最後に従事した作戦は「北号作戦」という、ささやかな輸送任務でした。飛行甲板上に物資を積み、呉に持ち帰るという任務は、大成功を収めたものの、とても戦艦が行う任務とは言えず、当時の日本海軍の混乱ぶりを察することができる作戦と言えます。

4、末路
最後は「伊勢」や「榛名」と同じく、燃料欠乏により呉の港湾で浮き砲台になっていました。
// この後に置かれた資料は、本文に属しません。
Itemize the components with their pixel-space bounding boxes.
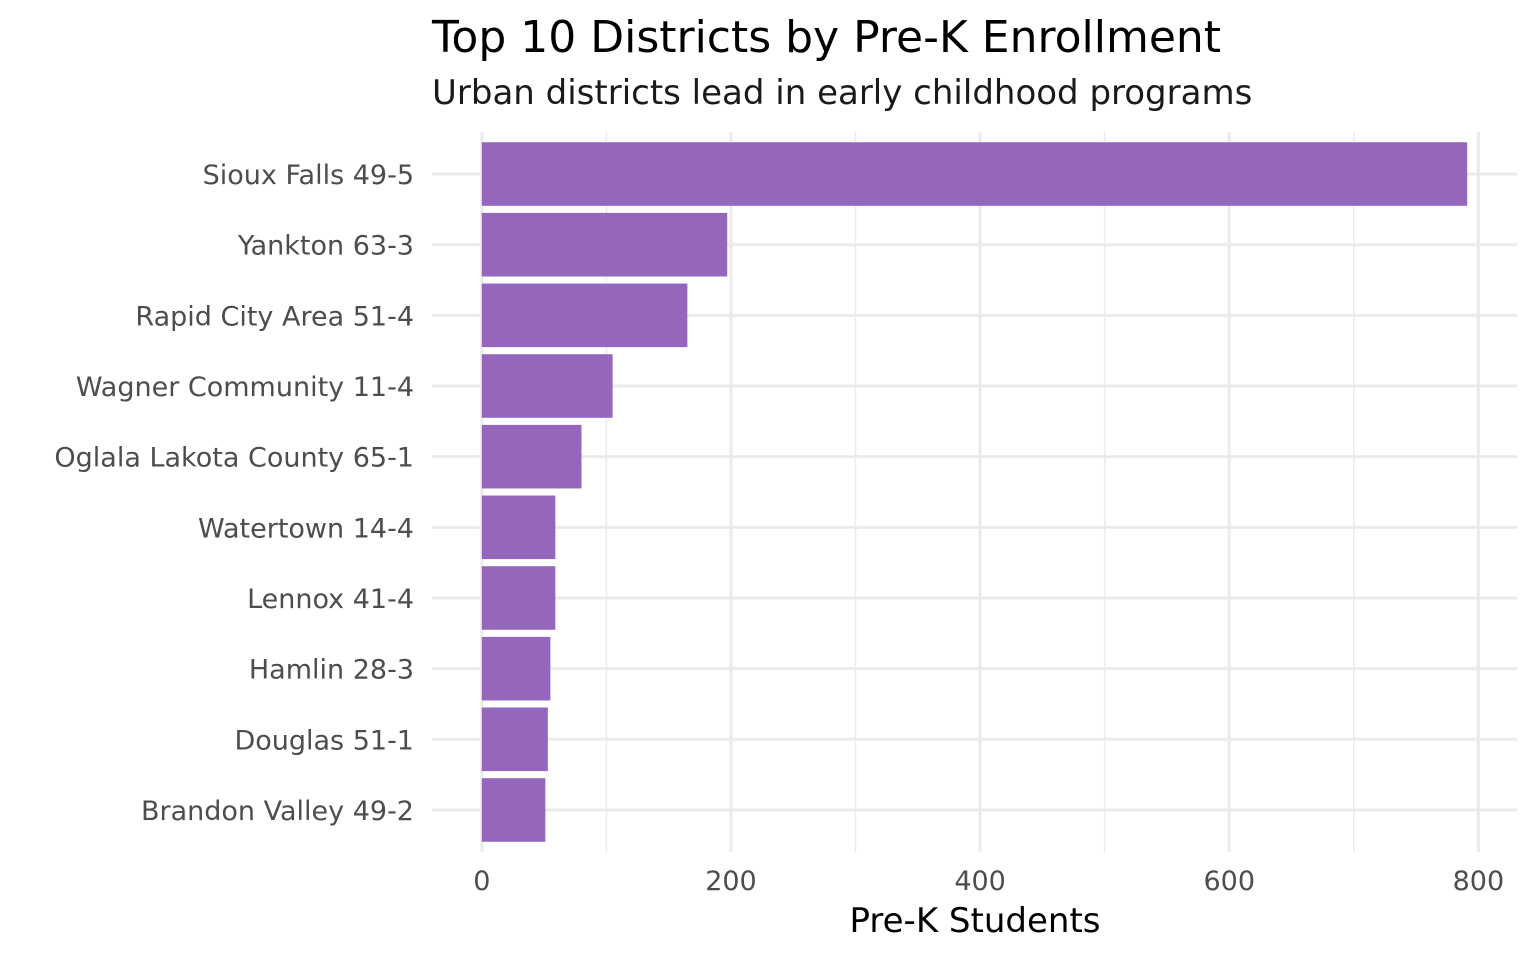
y-tick-label: Yankton 63-3 — [237, 231, 414, 262]
y-tick-label: Rapid City Area 51-4 — [135, 301, 414, 332]
x-tick-label: 400 — [954, 866, 1006, 897]
bar — [481, 495, 556, 560]
x-tick-label: 0 — [473, 866, 490, 897]
y-tick-label: Hamlin 28-3 — [249, 655, 414, 686]
x-tick-label: 600 — [1203, 866, 1255, 897]
y-tick-label: Brandon Valley 49-2 — [141, 796, 414, 827]
chart-title: Top 10 Districts by Pre-K Enrollment — [431, 12, 1221, 63]
y-tick-label: Oglala Lakota County 65-1 — [54, 443, 414, 474]
bar — [481, 424, 582, 489]
y-tick-label: Lennox 41-4 — [247, 584, 414, 615]
bar — [481, 636, 551, 701]
bar — [481, 212, 728, 277]
y-tick-label: Douglas 51-1 — [234, 725, 414, 756]
y-tick-label: Watertown 14-4 — [198, 513, 414, 544]
x-tick-label: 800 — [1453, 866, 1505, 897]
bar — [481, 566, 556, 630]
y-tick-label: Sioux Falls 49-5 — [203, 160, 414, 191]
bar — [481, 707, 548, 772]
bar — [481, 283, 688, 348]
bar — [481, 778, 546, 842]
x-axis-title: Pre-K Students — [850, 901, 1101, 941]
y-tick-label: Wagner Community 11-4 — [76, 372, 414, 403]
x-tick-label: 200 — [705, 866, 757, 897]
bar — [481, 142, 1468, 206]
chart-subtitle: Urban districts lead in early childhood … — [432, 73, 1252, 113]
bar — [481, 354, 613, 418]
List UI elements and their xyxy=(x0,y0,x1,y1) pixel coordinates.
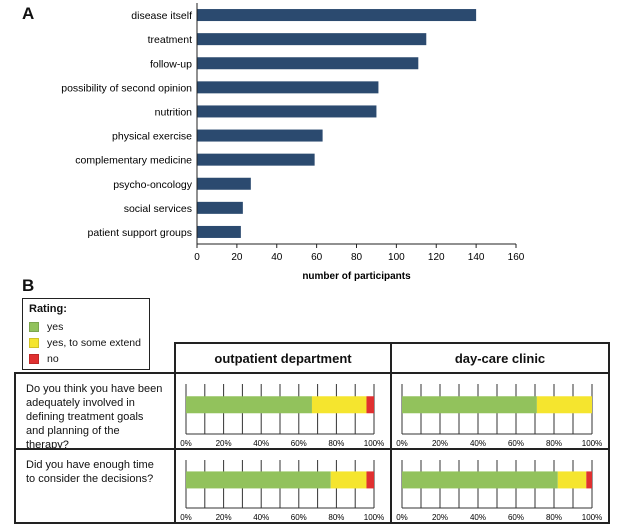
category-label-7: psycho-oncology xyxy=(113,179,193,191)
category-label-6: complementary medicine xyxy=(75,155,192,167)
legend-title: Rating: xyxy=(29,303,67,315)
segment-q2-daycare-1 xyxy=(557,471,587,489)
legend-label-yes: yes xyxy=(47,321,64,333)
column-header-outpatient: outpatient department xyxy=(174,342,392,374)
tick-label-q2-daycare-4: 80% xyxy=(546,513,562,522)
segment-q2-outpatient-0 xyxy=(186,471,331,489)
tick-label-q1-daycare-4: 80% xyxy=(546,439,562,448)
segment-q1-outpatient-1 xyxy=(311,396,367,414)
question-time: Did you have enough time to consider the… xyxy=(14,448,176,524)
bar-9 xyxy=(197,225,241,238)
segment-q2-daycare-0 xyxy=(402,471,558,489)
tick-label-q2-daycare-5: 100% xyxy=(582,513,602,522)
tick-label-q1-outpatient-1: 20% xyxy=(216,439,232,448)
tick-label-q1-daycare-5: 100% xyxy=(582,439,602,448)
tick-label-q1-outpatient-3: 60% xyxy=(291,439,307,448)
tick-label-q2-outpatient-4: 80% xyxy=(328,513,344,522)
legend-item-some: yes, to some extend xyxy=(29,337,141,349)
category-label-8: social services xyxy=(124,203,192,215)
rating-legend: Rating: yes yes, to some extend no xyxy=(22,298,150,370)
panel-b-label: B xyxy=(22,276,35,295)
legend-item-yes: yes xyxy=(29,321,63,333)
x-tick-label-1: 20 xyxy=(231,252,243,263)
question-involvement: Do you think you have been adequately in… xyxy=(14,372,176,451)
category-label-1: treatment xyxy=(148,34,192,46)
tick-label-q1-outpatient-0: 0% xyxy=(180,439,192,448)
x-tick-label-8: 160 xyxy=(508,252,525,263)
legend-swatch-some xyxy=(29,338,39,348)
legend-swatch-yes xyxy=(29,322,39,332)
segment-q1-daycare-1 xyxy=(536,396,592,414)
category-label-2: follow-up xyxy=(150,58,192,70)
segment-q2-outpatient-2 xyxy=(366,471,374,489)
tick-label-q1-daycare-0: 0% xyxy=(396,439,408,448)
bar-chart-a: disease itself treatment follow-up possibil… xyxy=(61,3,525,282)
x-tick-label-4: 80 xyxy=(351,252,363,263)
category-label-9: patient support groups xyxy=(88,227,193,239)
bar-8 xyxy=(197,201,243,214)
bar-2 xyxy=(197,57,419,70)
bar-0 xyxy=(197,9,477,22)
tick-label-q2-outpatient-3: 60% xyxy=(291,513,307,522)
rating-table: outpatient department day-care clinic Do… xyxy=(14,342,610,524)
tick-label-q1-daycare-1: 20% xyxy=(432,439,448,448)
tick-label-q1-daycare-3: 60% xyxy=(508,439,524,448)
tick-label-q2-daycare-1: 20% xyxy=(432,513,448,522)
segment-q1-daycare-0 xyxy=(402,396,537,414)
bar-3 xyxy=(197,81,379,94)
x-tick-label-5: 100 xyxy=(388,252,405,263)
bar-1 xyxy=(197,33,427,46)
bar-6 xyxy=(197,153,315,166)
legend-label-some: yes, to some extend xyxy=(47,337,141,349)
x-tick-label-0: 0 xyxy=(194,252,200,263)
tick-label-q1-outpatient-4: 80% xyxy=(328,439,344,448)
category-label-4: nutrition xyxy=(155,106,193,118)
x-tick-label-6: 120 xyxy=(428,252,445,263)
tick-label-q2-daycare-0: 0% xyxy=(396,513,408,522)
stacked-bars-b: 0% 20% 40% 60% 80% 100% 0% 20% 40% 60% 80% 100% 0% 20… xyxy=(180,384,602,522)
tick-label-q2-daycare-3: 60% xyxy=(508,513,524,522)
x-tick-label-2: 40 xyxy=(271,252,283,263)
bar-4 xyxy=(197,105,377,118)
x-axis-label: number of participants xyxy=(302,271,411,282)
segment-q2-daycare-2 xyxy=(586,471,592,489)
x-tick-label-7: 140 xyxy=(468,252,485,263)
segment-q2-outpatient-1 xyxy=(330,471,367,489)
category-label-0: disease itself xyxy=(131,10,192,22)
tick-label-q2-outpatient-2: 40% xyxy=(253,513,269,522)
x-tick-label-3: 60 xyxy=(311,252,323,263)
category-label-5: physical exercise xyxy=(112,131,192,143)
category-label-3: possibility of second opinion xyxy=(61,82,192,94)
segment-q1-outpatient-2 xyxy=(366,396,374,414)
bar-5 xyxy=(197,129,323,142)
tick-label-q1-outpatient-5: 100% xyxy=(364,439,384,448)
legend-swatch-no xyxy=(29,354,39,364)
bar-7 xyxy=(197,177,251,190)
tick-label-q2-outpatient-5: 100% xyxy=(364,513,384,522)
legend-label-no: no xyxy=(47,353,59,365)
segment-q1-outpatient-0 xyxy=(186,396,312,414)
panel-a-label: A xyxy=(22,4,35,23)
tick-label-q2-outpatient-0: 0% xyxy=(180,513,192,522)
tick-label-q2-outpatient-1: 20% xyxy=(216,513,232,522)
tick-label-q1-outpatient-2: 40% xyxy=(253,439,269,448)
legend-item-no: no xyxy=(29,353,59,365)
tick-label-q1-daycare-2: 40% xyxy=(470,439,486,448)
tick-label-q2-daycare-2: 40% xyxy=(470,513,486,522)
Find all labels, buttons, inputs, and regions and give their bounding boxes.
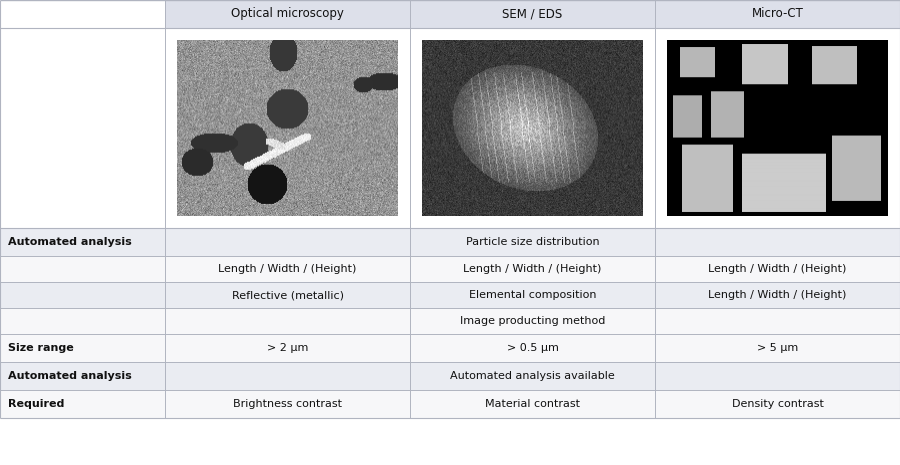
Bar <box>410 362 655 390</box>
Text: Automated analysis: Automated analysis <box>8 371 131 381</box>
Text: > 5 μm: > 5 μm <box>757 343 798 353</box>
Bar <box>0 0 165 28</box>
Bar <box>165 282 410 308</box>
Bar <box>165 228 410 256</box>
Bar <box>165 28 410 228</box>
Bar <box>410 282 655 308</box>
Bar <box>410 28 655 228</box>
Text: Reflective (metallic): Reflective (metallic) <box>231 290 344 300</box>
Text: Brightness contrast: Brightness contrast <box>233 399 342 409</box>
Bar <box>165 0 410 28</box>
Bar <box>655 308 900 334</box>
Bar <box>165 308 410 334</box>
Text: SEM / EDS: SEM / EDS <box>502 7 562 20</box>
Bar <box>410 334 655 362</box>
Bar <box>655 334 900 362</box>
Bar <box>655 228 900 256</box>
Text: Length / Width / (Height): Length / Width / (Height) <box>708 290 847 300</box>
Bar <box>655 362 900 390</box>
Text: Particle size distribution: Particle size distribution <box>465 237 599 247</box>
Bar <box>165 362 410 390</box>
Bar <box>410 390 655 418</box>
Bar <box>410 0 655 28</box>
Bar <box>410 256 655 282</box>
Bar <box>0 334 165 362</box>
Bar <box>0 28 165 228</box>
Bar <box>0 228 165 256</box>
Bar <box>655 28 900 228</box>
Bar <box>165 256 410 282</box>
Text: > 0.5 μm: > 0.5 μm <box>507 343 558 353</box>
Text: Optical microscopy: Optical microscopy <box>231 7 344 20</box>
Bar <box>655 0 900 28</box>
Text: Image producting method: Image producting method <box>460 316 605 326</box>
Text: Automated analysis: Automated analysis <box>8 237 131 247</box>
Bar <box>655 390 900 418</box>
Bar <box>0 390 165 418</box>
Text: Micro-CT: Micro-CT <box>752 7 804 20</box>
Bar <box>0 308 165 334</box>
Bar <box>165 390 410 418</box>
Text: Size range: Size range <box>8 343 74 353</box>
Bar <box>410 308 655 334</box>
Bar <box>655 282 900 308</box>
Text: > 2 μm: > 2 μm <box>266 343 308 353</box>
Text: Automated analysis available: Automated analysis available <box>450 371 615 381</box>
Text: Length / Width / (Height): Length / Width / (Height) <box>219 264 356 274</box>
Bar <box>410 228 655 256</box>
Bar <box>0 282 165 308</box>
Bar <box>0 362 165 390</box>
Text: Length / Width / (Height): Length / Width / (Height) <box>464 264 602 274</box>
Text: Required: Required <box>8 399 65 409</box>
Text: Material contrast: Material contrast <box>485 399 580 409</box>
Bar <box>165 334 410 362</box>
Text: Density contrast: Density contrast <box>732 399 824 409</box>
Bar <box>655 256 900 282</box>
Text: Elemental composition: Elemental composition <box>469 290 596 300</box>
Text: Length / Width / (Height): Length / Width / (Height) <box>708 264 847 274</box>
Bar <box>0 256 165 282</box>
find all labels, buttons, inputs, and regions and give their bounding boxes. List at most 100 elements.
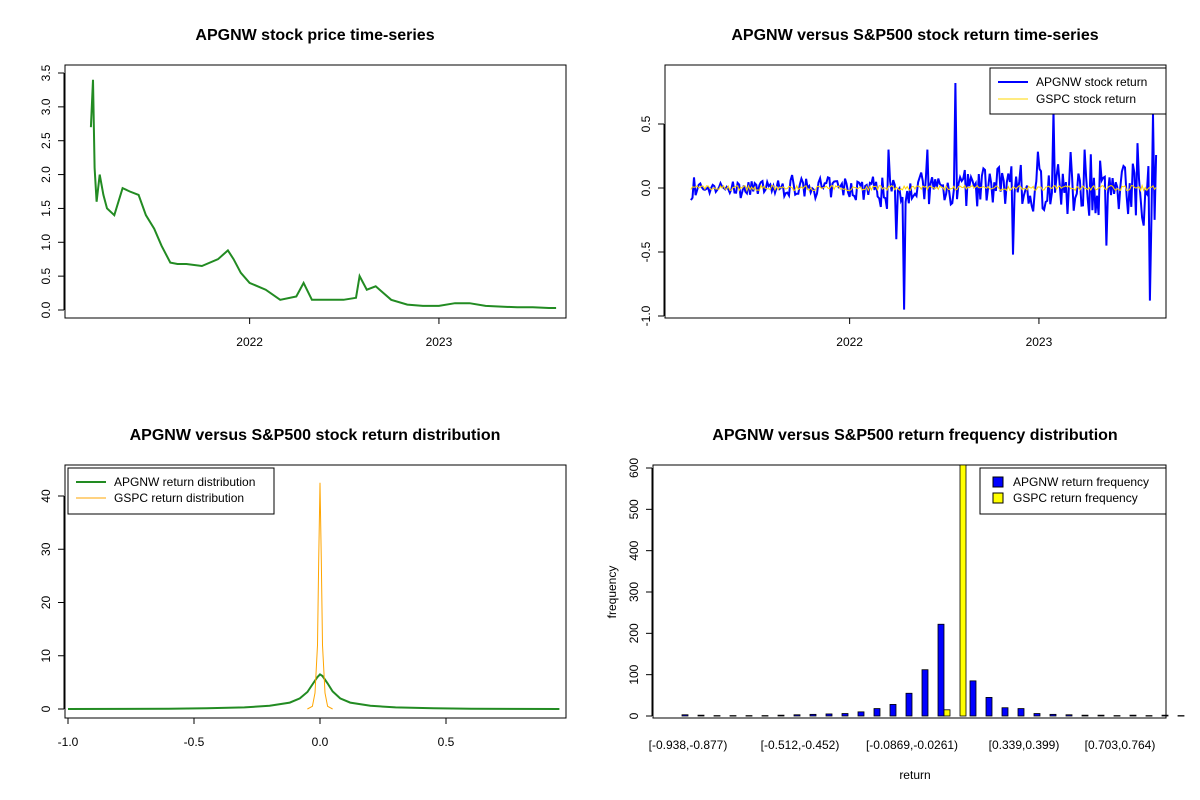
apgnw-bar bbox=[857, 711, 865, 717]
y-axis: 0 100 200 300 400 500 600 bbox=[627, 458, 653, 719]
panel-return-distribution: APGNW versus S&P500 stock return distrib… bbox=[39, 427, 567, 749]
apgnw-bar bbox=[1177, 715, 1185, 717]
y-tick-label: 3.0 bbox=[39, 98, 53, 115]
apgnw-bar bbox=[1129, 714, 1137, 717]
apgnw-bar bbox=[825, 713, 833, 717]
y-tick-label: 40 bbox=[39, 489, 53, 503]
y-tick-label: 400 bbox=[627, 540, 641, 560]
y-tick-label: 3.5 bbox=[39, 64, 53, 81]
panel-price-timeseries: APGNW stock price time-series 0.0 0.5 1.0 1… bbox=[39, 27, 567, 349]
chart-title: APGNW versus S&P500 return frequency dis… bbox=[712, 427, 1117, 444]
legend-box bbox=[989, 67, 1167, 115]
y-tick-label: 30 bbox=[39, 542, 53, 556]
apgnw-bar bbox=[1081, 714, 1089, 717]
legend-swatch-apgnw bbox=[992, 476, 1004, 488]
legend: APGNW stock return GSPC stock return bbox=[989, 67, 1167, 115]
gspc-density-line bbox=[307, 482, 333, 710]
apgnw-bar bbox=[1145, 715, 1153, 717]
apgnw-bar bbox=[921, 669, 929, 717]
x-tick-label: -0.5 bbox=[184, 735, 205, 749]
plot-frame bbox=[664, 64, 1167, 319]
apgnw-bar bbox=[761, 715, 769, 717]
apgnw-bar bbox=[1113, 715, 1121, 717]
y-tick-label: 100 bbox=[627, 664, 641, 684]
bars-group bbox=[681, 464, 1185, 717]
y-axis-label: frequency bbox=[605, 566, 619, 619]
y-tick-label: 300 bbox=[627, 582, 641, 602]
apgnw-bar bbox=[777, 714, 785, 717]
x-tick-label: [-0.938,-0.877) bbox=[649, 738, 728, 752]
x-axis: 2022 2023 bbox=[836, 318, 1053, 349]
x-axis: 2022 2023 bbox=[236, 318, 453, 349]
y-tick-label: 2.0 bbox=[39, 166, 53, 183]
legend-box bbox=[979, 467, 1167, 515]
series-group bbox=[89, 79, 557, 309]
y-tick-label: -1.0 bbox=[639, 305, 653, 326]
apgnw-bar bbox=[841, 713, 849, 717]
y-tick-label: 0 bbox=[627, 712, 641, 719]
series-group bbox=[690, 82, 1158, 310]
apgnw-bar bbox=[905, 692, 913, 717]
apgnw-bar bbox=[1161, 714, 1169, 717]
y-tick-label: 1.5 bbox=[39, 200, 53, 217]
apgnw-bar bbox=[1097, 714, 1105, 717]
y-tick-label: -0.5 bbox=[639, 241, 653, 262]
legend-box bbox=[67, 467, 275, 515]
y-tick-label: 20 bbox=[39, 596, 53, 610]
plot-frame bbox=[652, 464, 1167, 719]
chart-title: APGNW stock price time-series bbox=[195, 27, 434, 44]
x-tick-label: [0.703,0.764) bbox=[1085, 738, 1156, 752]
apgnw-bar bbox=[793, 714, 801, 717]
y-tick-label: 10 bbox=[39, 649, 53, 663]
price-line bbox=[89, 79, 557, 309]
x-axis: [-0.938,-0.877) [-0.512,-0.452) [-0.0869,-… bbox=[649, 738, 1156, 752]
chart-title: APGNW versus S&P500 stock return time-se… bbox=[731, 27, 1098, 44]
y-axis: 0.0 0.5 1.0 1.5 2.0 2.5 3.0 3.5 bbox=[39, 64, 65, 318]
apgnw-bar bbox=[697, 714, 705, 717]
panel-return-frequency: APGNW versus S&P500 return frequency dis… bbox=[605, 427, 1185, 782]
apgnw-bar bbox=[809, 713, 817, 717]
apgnw-bar bbox=[969, 680, 977, 717]
apgnw-bar bbox=[1017, 708, 1025, 717]
y-tick-label: 0.5 bbox=[39, 267, 53, 284]
apgnw-bar bbox=[985, 697, 993, 717]
y-tick-label: 500 bbox=[627, 499, 641, 519]
legend-label: APGNW return distribution bbox=[114, 475, 255, 489]
legend-label: APGNW stock return bbox=[1036, 75, 1147, 89]
y-tick-label: 200 bbox=[627, 623, 641, 643]
legend: APGNW return distribution GSPC return di… bbox=[67, 467, 275, 515]
apgnw-return-line bbox=[690, 82, 1158, 310]
plot-frame bbox=[64, 64, 567, 319]
apgnw-bar bbox=[1001, 707, 1009, 717]
y-tick-label: 1.0 bbox=[39, 234, 53, 251]
x-tick-label: [-0.0869,-0.0261) bbox=[866, 738, 958, 752]
apgnw-bar bbox=[937, 623, 945, 717]
apgnw-bar bbox=[713, 715, 721, 717]
panel-return-timeseries: APGNW versus S&P500 stock return time-se… bbox=[639, 27, 1167, 349]
gspc-bar bbox=[943, 709, 951, 717]
y-tick-label: 0.5 bbox=[639, 115, 653, 132]
legend-swatch-gspc bbox=[992, 492, 1004, 504]
x-tick-label: 0.5 bbox=[438, 735, 455, 749]
y-tick-label: 0 bbox=[39, 705, 53, 712]
x-tick-label: 2022 bbox=[236, 335, 263, 349]
gspc-return-line bbox=[690, 183, 1157, 193]
apgnw-bar bbox=[1033, 713, 1041, 717]
x-axis-label: return bbox=[899, 768, 930, 782]
y-tick-label: 0.0 bbox=[639, 179, 653, 196]
apgnw-bar bbox=[681, 714, 689, 717]
x-tick-label: 2023 bbox=[1026, 335, 1053, 349]
legend-label: GSPC stock return bbox=[1036, 92, 1136, 106]
y-tick-label: 600 bbox=[627, 458, 641, 478]
legend: APGNW return frequency GSPC return frequ… bbox=[979, 467, 1167, 515]
apgnw-bar bbox=[745, 715, 753, 717]
apgnw-bar bbox=[873, 708, 881, 717]
apgnw-bar bbox=[1065, 714, 1073, 717]
y-axis: 0 10 20 30 40 bbox=[39, 489, 65, 712]
x-tick-label: [-0.512,-0.452) bbox=[761, 738, 840, 752]
apgnw-bar bbox=[1049, 713, 1057, 717]
apgnw-bar bbox=[729, 715, 737, 717]
gspc-bar bbox=[959, 464, 967, 717]
x-axis: -1.0 -0.5 0.0 0.5 bbox=[58, 717, 455, 749]
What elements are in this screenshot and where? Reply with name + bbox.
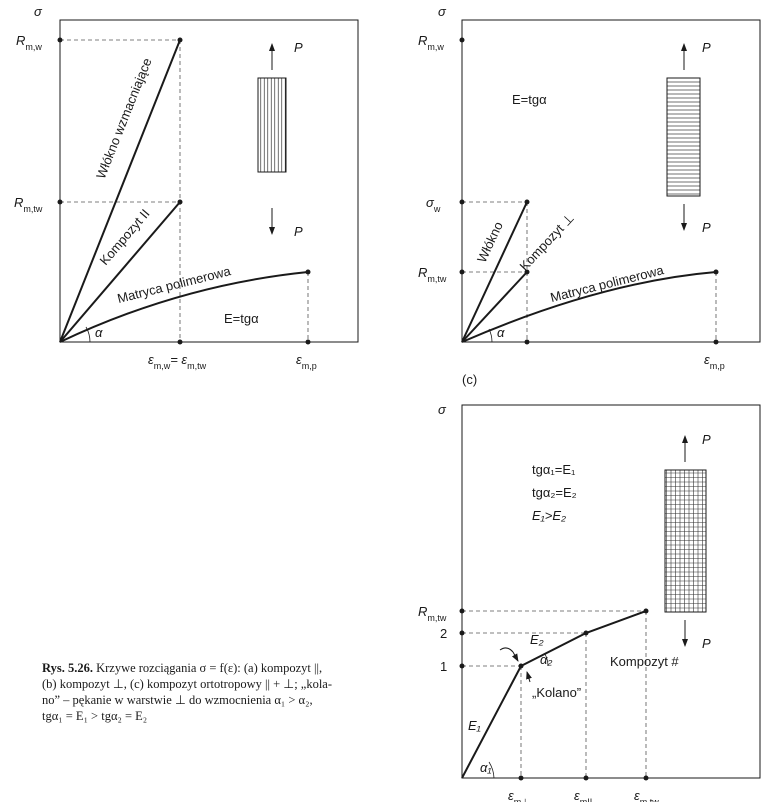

1945年7月の呉軍港空襲により大破、着底してしまい、終戦後の1947年に解体が完了して29年に及ぶ艦歴を閉じました。

5、その他
呉沖で大破着底した戦後の日向の様子は、米海軍がカラー映像で残しています。今でもyoutube等の動画サイトで見ることが可能であり、当時の戦火の激しさをうかがい知ることができます。